As mentioned, there’s also the option to query the status of jobs manually. The status of jobs is kept in an Azure-table. Of course you can query that table, directly since you are in full control of your GeRes2 deployment. But we’ve created a WebAPI and a corresponding client-API that should make it a bit easier for you as shown below:

var batchesTask = geresServiceClient.Monitoring.GetBatches();

geresServiceClient.Monitoring.PageSize = pageSize;
var jobsList = geresServiceClient.Monitoring.GetJobsFromBatch(batchIdToGetJobs);

var jobDetails = geresServiceClient.Monitoring.GetJobDetails(j.JobId);

Final remarks:

We’ve created GeRes2 based on concrete partner projects we’ve been involved into across the world. They all started implementing the pattern outlined above manually and it always turned out it is a whole lot of work that needs to get done.

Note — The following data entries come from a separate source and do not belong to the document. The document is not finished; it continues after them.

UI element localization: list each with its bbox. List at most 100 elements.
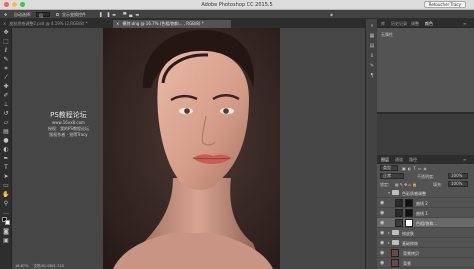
history-panel-icon[interactable]: ▦ — [368, 33, 376, 39]
watermark-author: 版权作者 · 觉得Tracy — [49, 132, 88, 137]
quick-select-tool-icon[interactable]: ✎ — [2, 56, 10, 63]
fill-field[interactable]: 100% — [448, 181, 468, 187]
brush-panel-icon[interactable]: ✎ — [368, 63, 376, 69]
layer-kind-filter[interactable]: 类型 — [380, 165, 398, 171]
shape-tool-icon[interactable]: ▭ — [2, 182, 10, 189]
layer-row[interactable]: ◉ 背景 — [377, 258, 474, 268]
clone-stamp-tool-icon[interactable]: ⊥ — [2, 101, 10, 108]
show-transform-checkbox[interactable] — [56, 13, 59, 16]
auto-select-dropdown[interactable]: 组 — [36, 12, 50, 18]
layer-name: 背景 — [403, 261, 411, 266]
opacity-field[interactable]: 100% — [448, 173, 468, 179]
tab-paths[interactable]: 路径 — [409, 157, 417, 163]
adjustment-thumbnail — [395, 209, 403, 217]
layer-row-selected[interactable]: ◉ 色相/饱和... — [377, 218, 474, 228]
more-tools-icon[interactable]: … — [2, 209, 10, 216]
document-tab-2[interactable]: × 模特.dng @ 16.7% (色相/饱和... , RGB/8) * — [113, 20, 231, 28]
blend-opacity-row: 正常 不透明度: 100% — [377, 172, 474, 180]
pen-tool-icon[interactable]: ✒ — [2, 155, 10, 162]
user-account-button[interactable]: Retoucher Tracy — [423, 1, 466, 8]
3d-mode-icon[interactable]: ◈ — [330, 12, 333, 17]
tab-adjustments[interactable]: 调整 — [411, 21, 419, 27]
lock-fill-row: 锁定: ▦✎✥⌂🔒 填充: 100% — [377, 180, 474, 188]
mask-thumbnail — [405, 209, 413, 217]
paragraph-panel-icon[interactable]: ¶ — [368, 73, 376, 79]
properties-panel-icon[interactable]: ▤ — [368, 43, 376, 49]
type-tool-icon[interactable]: T — [2, 164, 10, 171]
tab-channels[interactable]: 通道 — [395, 157, 403, 163]
eye-icon[interactable]: ◉ — [380, 210, 386, 216]
eye-icon[interactable]: ◉ — [380, 230, 386, 236]
document-tab-bar: × 皮肤质感调整2.psd @ 4.19% (2,RGB/8) * × 模特.dng… — [0, 19, 365, 28]
eye-icon[interactable]: ◉ — [380, 250, 386, 256]
panel-menu-icon[interactable]: ≡ — [463, 21, 466, 26]
collapse-arrows-icon[interactable]: » — [368, 23, 376, 29]
no-properties-text: 无属性 — [381, 32, 393, 37]
mask-thumbnail — [405, 199, 413, 207]
info-panel-icon[interactable]: ℹ — [368, 53, 376, 59]
title-bar: Adobe Photoshop CC 2015.5 Retoucher Trac… — [0, 0, 474, 10]
show-transform-label: 显示变换控件 — [62, 12, 86, 17]
close-tab-icon[interactable]: × — [3, 21, 6, 26]
eye-icon[interactable]: ◉ — [380, 220, 386, 226]
upper-panel-tabs: 库 历史记录 调整 颜色 ≡ — [377, 19, 474, 28]
document-info[interactable]: 文档:81.0M/1.71G — [33, 264, 64, 268]
eye-icon[interactable] — [380, 190, 386, 196]
close-tab-icon[interactable]: × — [116, 21, 119, 26]
move-tool-icon[interactable]: ✥ — [4, 12, 7, 17]
tab-color[interactable]: 颜色 — [425, 21, 433, 27]
screen-mode-icon[interactable]: ▣ — [2, 237, 10, 244]
hand-tool-icon[interactable]: ✋ — [2, 191, 10, 198]
eyedropper-tool-icon[interactable]: ⁄ — [2, 74, 10, 81]
layer-row[interactable]: ◉ 曲线 2 — [377, 198, 474, 208]
background-color-swatch[interactable] — [5, 220, 10, 225]
filter-icons[interactable]: ▣◐T▭◈ — [402, 166, 429, 171]
layer-row[interactable]: ◉ ▸ 修皮肤 — [377, 228, 474, 238]
properties-panel-body: 无属性 — [377, 28, 474, 114]
marquee-tool-icon[interactable]: ⬚ — [2, 38, 10, 45]
chevron-right-icon[interactable]: ▸ — [388, 230, 390, 235]
zoom-level[interactable]: 16.67% — [15, 264, 28, 268]
tab-libraries[interactable]: 库 — [381, 21, 385, 27]
healing-brush-tool-icon[interactable]: ✚ — [2, 83, 10, 90]
chevron-right-icon[interactable]: ▸ — [388, 240, 390, 245]
path-select-tool-icon[interactable]: ➤ — [2, 173, 10, 180]
mask-thumbnail — [405, 219, 413, 227]
layer-row[interactable]: ◉ ▸ 基础修饰 — [377, 238, 474, 248]
zoom-tool-icon[interactable]: ⚲ — [2, 200, 10, 207]
tab-history[interactable]: 历史记录 — [391, 21, 407, 27]
history-brush-tool-icon[interactable]: ↺ — [2, 110, 10, 117]
adjustment-thumbnail — [395, 199, 403, 207]
eye-icon[interactable]: ◉ — [380, 260, 386, 266]
auto-select-label: 自动选择: — [14, 12, 32, 17]
lock-icons[interactable]: ▦✎✥⌂🔒 — [395, 182, 418, 187]
canvas-area[interactable]: PS教程论坛 www.16xx8.com 授权：我的PS教程论坛 版权作者 · … — [12, 28, 365, 269]
folder-icon — [392, 190, 399, 195]
eye-icon[interactable]: ◉ — [380, 200, 386, 206]
move-tool-icon[interactable]: ✥ — [2, 29, 10, 36]
dodge-tool-icon[interactable]: ◐ — [2, 146, 10, 153]
tab-layers[interactable]: 图层 — [381, 157, 389, 163]
layers-menu-icon[interactable]: ≡ — [463, 157, 466, 162]
layer-name: 背景拷贝 — [403, 251, 419, 256]
crop-tool-icon[interactable]: ⌗ — [2, 65, 10, 72]
quick-mask-icon[interactable]: ◙ — [2, 228, 10, 235]
layer-row[interactable]: ▾ 色彩质感调整 — [377, 188, 474, 198]
app-title: Adobe Photoshop CC 2015.5 — [201, 2, 273, 8]
eye-icon[interactable]: ◉ — [380, 240, 386, 246]
lasso-tool-icon[interactable]: ℓ — [2, 47, 10, 54]
brush-tool-icon[interactable]: ✐ — [2, 92, 10, 99]
blend-mode-dropdown[interactable]: 正常 — [380, 173, 404, 179]
document-tab-1[interactable]: × 皮肤质感调整2.psd @ 4.19% (2,RGB/8) * — [0, 20, 112, 28]
layers-list: ▾ 色彩质感调整 ◉ 曲线 2 ◉ 曲线 1 ◉ 色相/饱和... ◉ ▸ 修皮… — [377, 188, 474, 269]
layer-row[interactable]: ◉ 曲线 1 — [377, 208, 474, 218]
layer-filter-row: 类型 ▣◐T▭◈ — [377, 164, 474, 172]
gradient-tool-icon[interactable]: ▤ — [2, 128, 10, 135]
status-bar: 16.67% 文档:81.0M/1.71G — [12, 263, 103, 269]
blur-tool-icon[interactable]: ● — [2, 137, 10, 144]
align-buttons[interactable]: ▌▐▬ ▀▄▬ — [100, 12, 142, 17]
layer-row[interactable]: ◉ 背景拷贝 — [377, 248, 474, 258]
eraser-tool-icon[interactable]: ▱ — [2, 119, 10, 126]
chevron-down-icon[interactable]: ▾ — [388, 190, 390, 195]
watermark-title: PS教程论坛 — [50, 111, 87, 119]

GeRes2 implements a simple set of batch-processing features we’ve seen a lot with partners across the world. Of course it is not a full-blown HPC or batch-processing/job-scheduling platform. It covers simple yet often required scenarios. Nevertheless, what I can confirm is that we’ve partners who are using GeRes2 with > 100 job execution instances and tested way above 100 instances (to be precise: with 800 instances; but note that the built-in AutoScaler works up to 100 instances, only, but is not required to be used, either).

If you’re interested, then go to our project workspace, download and play the source code, dig into our docs and share feedback if you have.

http://geres2.codeplex.com
is where you can look for further details.

Have much fun and thanks for your interest!